New Strategy Targets Rare B Cells for Effective HIV Vaccine Development
A recent study published in Nature Immunology has shown promising results using germline-targeting epitope scaffold nanoparticles to elicit rare broadly neutralizing antibody (bnAb) precursors against HIV.
Background
To achieve broad vaccination protection against diverse viruses like HIV, beta coronaviruses, hepatitis C, and influenza, bnAbs targeting conserved epitopes on variable membrane glycoproteins are essential. Although monoclonal bnAbs have been identified, strategies to elicit bnAbs with specific binding and genetic features are still needed.
Germline-targeting vaccine design aims to prime immunogens that stimulate responses from rare bnAb-precursor B cells with the necessary genetic features for bnAb development. Sequential boosting with immunogens similar to native glycoproteins can then guide B cell maturation to produce bnAbs targeting the desired epitope.
This approach has been demonstrated with VRC01-class bnAbs for the HIV envelope CD4-binding site in humans. However, most VRC01-class bnAbs interact dominantly through the heavy chain complementarity determining region 3 (HCDR3).
HCDR3-dominant bnAbs targeting the HIV envelope protein’s membrane-proximal external region (MPER) are crucial due to their high neutralization breadth, exemplified by bnAbs like DH511, LN01, and 10E8.
Study and Findings
In this study, researchers developed germline-targeting epitope scaffold nanoparticles to induce 10E8-class HCDR3-dominant bnAb-precursor responses. Initially, they optimized the epitope scaffold T117v2 in MPER for better performance.

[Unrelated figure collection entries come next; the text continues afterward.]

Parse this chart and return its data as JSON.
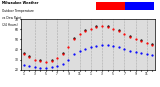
{
  "title_line1": "Milwaukee Weather",
  "title_line2": "Outdoor Temperature",
  "title_line3": "vs Dew Point",
  "title_line4": "(24 Hours)",
  "bg_color": "#ffffff",
  "plot_bg": "#dddddd",
  "grid_color": "#aaaaaa",
  "legend_temp_color": "#ff0000",
  "legend_dew_color": "#0000ff",
  "temp_color": "#ff0000",
  "dew_color": "#0000ff",
  "black_color": "#000000",
  "ylim": [
    20,
    70
  ],
  "yticks": [
    20,
    30,
    40,
    50,
    60,
    70
  ],
  "ytick_labels": [
    "20",
    "30",
    "40",
    "50",
    "60",
    "70"
  ],
  "temp_data": [
    [
      0,
      35
    ],
    [
      1,
      32
    ],
    [
      2,
      30
    ],
    [
      3,
      29
    ],
    [
      4,
      28
    ],
    [
      5,
      29
    ],
    [
      6,
      31
    ],
    [
      7,
      35
    ],
    [
      8,
      42
    ],
    [
      9,
      50
    ],
    [
      10,
      55
    ],
    [
      11,
      58
    ],
    [
      12,
      60
    ],
    [
      13,
      62
    ],
    [
      14,
      63
    ],
    [
      15,
      62
    ],
    [
      16,
      60
    ],
    [
      17,
      58
    ],
    [
      18,
      55
    ],
    [
      19,
      52
    ],
    [
      20,
      50
    ],
    [
      21,
      48
    ],
    [
      22,
      46
    ],
    [
      23,
      44
    ]
  ],
  "dew_data": [
    [
      0,
      25
    ],
    [
      1,
      24
    ],
    [
      2,
      23
    ],
    [
      3,
      22
    ],
    [
      4,
      22
    ],
    [
      5,
      23
    ],
    [
      6,
      24
    ],
    [
      7,
      26
    ],
    [
      8,
      30
    ],
    [
      9,
      35
    ],
    [
      10,
      38
    ],
    [
      11,
      40
    ],
    [
      12,
      42
    ],
    [
      13,
      43
    ],
    [
      14,
      44
    ],
    [
      15,
      44
    ],
    [
      16,
      43
    ],
    [
      17,
      42
    ],
    [
      18,
      40
    ],
    [
      19,
      38
    ],
    [
      20,
      37
    ],
    [
      21,
      36
    ],
    [
      22,
      35
    ],
    [
      23,
      34
    ]
  ],
  "black_data": [
    [
      0,
      36
    ],
    [
      1,
      33
    ],
    [
      3,
      30
    ],
    [
      5,
      30
    ],
    [
      7,
      36
    ],
    [
      9,
      51
    ],
    [
      11,
      59
    ],
    [
      13,
      63
    ],
    [
      15,
      63
    ],
    [
      17,
      59
    ],
    [
      19,
      53
    ],
    [
      21,
      49
    ],
    [
      23,
      45
    ]
  ],
  "vline_positions": [
    2,
    4,
    6,
    8,
    10,
    12,
    14,
    16,
    18,
    20,
    22
  ],
  "xtick_positions": [
    0,
    1,
    2,
    3,
    4,
    5,
    6,
    7,
    8,
    9,
    10,
    11,
    12,
    13,
    14,
    15,
    16,
    17,
    18,
    19,
    20,
    21,
    22,
    23
  ],
  "xtick_labels": [
    "1",
    "",
    "3",
    "",
    "5",
    "",
    "7",
    "",
    "9",
    "",
    "11",
    "",
    "1",
    "",
    "3",
    "",
    "5",
    "",
    "7",
    "",
    "9",
    "",
    "11",
    ""
  ],
  "xlim": [
    -0.5,
    23.5
  ]
}
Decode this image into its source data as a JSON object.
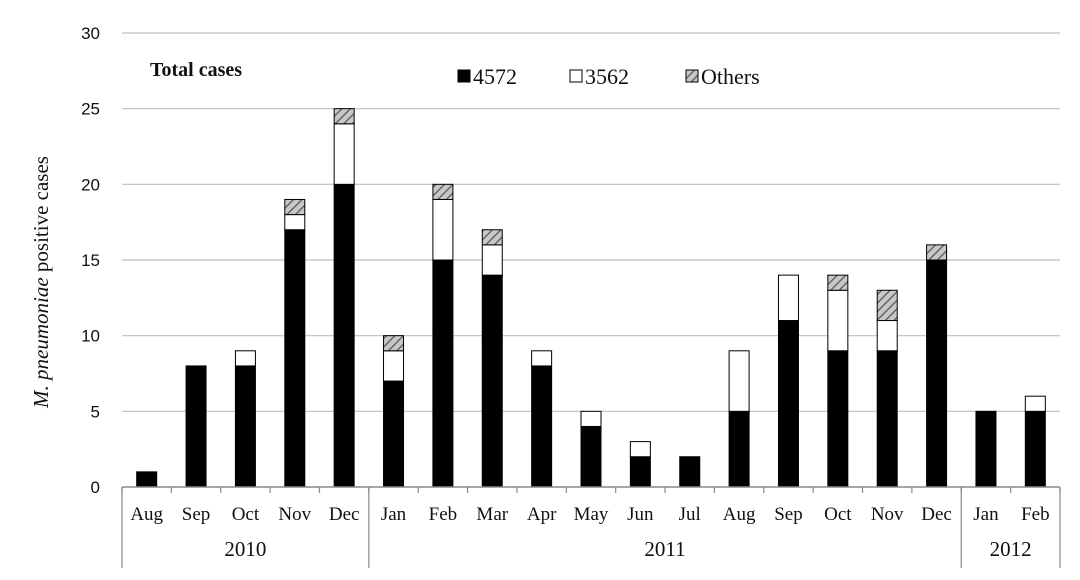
{
  "chart_data": {
    "type": "bar",
    "stacked": true,
    "title": "Total cases",
    "ylabel_italic": "M. pneumoniae",
    "ylabel_rest": " positive cases",
    "ylim": [
      0,
      30
    ],
    "yticks": [
      0,
      5,
      10,
      15,
      20,
      25,
      30
    ],
    "grid": true,
    "legend_position": "top-center",
    "categories": [
      "Aug",
      "Sep",
      "Oct",
      "Nov",
      "Dec",
      "Jan",
      "Feb",
      "Mar",
      "Apr",
      "May",
      "Jun",
      "Jul",
      "Aug",
      "Sep",
      "Oct",
      "Nov",
      "Dec",
      "Jan",
      "Feb"
    ],
    "groups": [
      {
        "label": "2010",
        "count": 5
      },
      {
        "label": "2011",
        "count": 12
      },
      {
        "label": "2012",
        "count": 2
      }
    ],
    "series": [
      {
        "name": "4572",
        "fill": "black",
        "values": [
          1,
          8,
          8,
          17,
          20,
          7,
          15,
          14,
          8,
          4,
          2,
          2,
          5,
          11,
          9,
          9,
          15,
          5,
          5
        ]
      },
      {
        "name": "3562",
        "fill": "white",
        "values": [
          0,
          0,
          1,
          1,
          4,
          2,
          4,
          2,
          1,
          1,
          1,
          0,
          4,
          3,
          4,
          2,
          0,
          0,
          1
        ]
      },
      {
        "name": "Others",
        "fill": "hatched",
        "values": [
          0,
          0,
          0,
          1,
          1,
          1,
          1,
          1,
          0,
          0,
          0,
          0,
          0,
          0,
          1,
          2,
          1,
          0,
          0
        ]
      }
    ],
    "colors": {
      "black": "#000000",
      "white": "#ffffff",
      "hatch_bg": "#c8c8c8",
      "hatch_line": "#555555",
      "grid": "#bfbfbf",
      "axis": "#888888"
    }
  }
}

Although T117v2 robustly bound to mature 10E8, it failed to bind other 10E8-class precursors identified through next-generation sequencing (NGS). To address this, the researchers developed immunogens based on T117v2, focusing on:
- Affinity towards 10E8 unmutated common ancestor (UCA) and NGS precursors,
- An affinity gradient for 10E8-class antibodies,
- Multivalent display on self-assembling nanoparticles,
- N-linked glycosylation sites to mitigate off-target responses.
Iterative optimization of T117v2 binding to 10E8 inferred germline, NGS precursors, and UCA resulted in a series of immunogens (10E8-GTs). These scaffolds were multimerized via fusion with self-assembling nanoparticles from hyper-thermophilic bacteria and included N-linked glycosylation sites to stabilize MPER in the 10E8-bound conformation.
Next, the researchers assessed the ability of a naïve B cell receptor (BCR) repertoire to respond to 10E8-GT immunogens. They found that 10E8-GT12, 10E8-GT10.1, and 10E8-GT9.2 bound to 0.7%, 0.8%, and 0.05% of naïve B cells from HIV-seronegative donors, respectively. A significant majority of these epitope scaffold-binding cells did not bind to 10E8 epitope-knockout versions of the constructs and were identified as epitope-specific BCRs.
BCR sequencing showed that epitope-specific BCRs were enriched for long HCDR3s and the YxFW binding motif in HCDR3, compared to control datasets. 10E8-GT scaffolds were found to selectively engage with naïve BCRs featuring 10E8-class HCDR3s, binding them with affinities suitable for efficient B cell activation in vivo.
The researchers then tested whether 10E8-GT immunogens could elicit 10E8-class responses in mice with diverse 10E8-class precursors. Using hD3-3/JH6 mice, they found that all immunogens except the control induced 10E8-class HCDR3s, enriched for the YxFw motif and long HCDR3s.
Rhesus macaques immunized with 10E8-GT10.2 12mer and saponin/mono-phosphoryl lipid nanoparticles also showed promising results.
Conclusion
The study demonstrates a successful strategy to elicit rare bnAb precursors through germline-targeting epitope scaffold nanoparticles, marking a significant step towards an effective HIV vaccine. This approach has the potential to be applied to other viruses, advancing the development of broad-spectrum vaccines.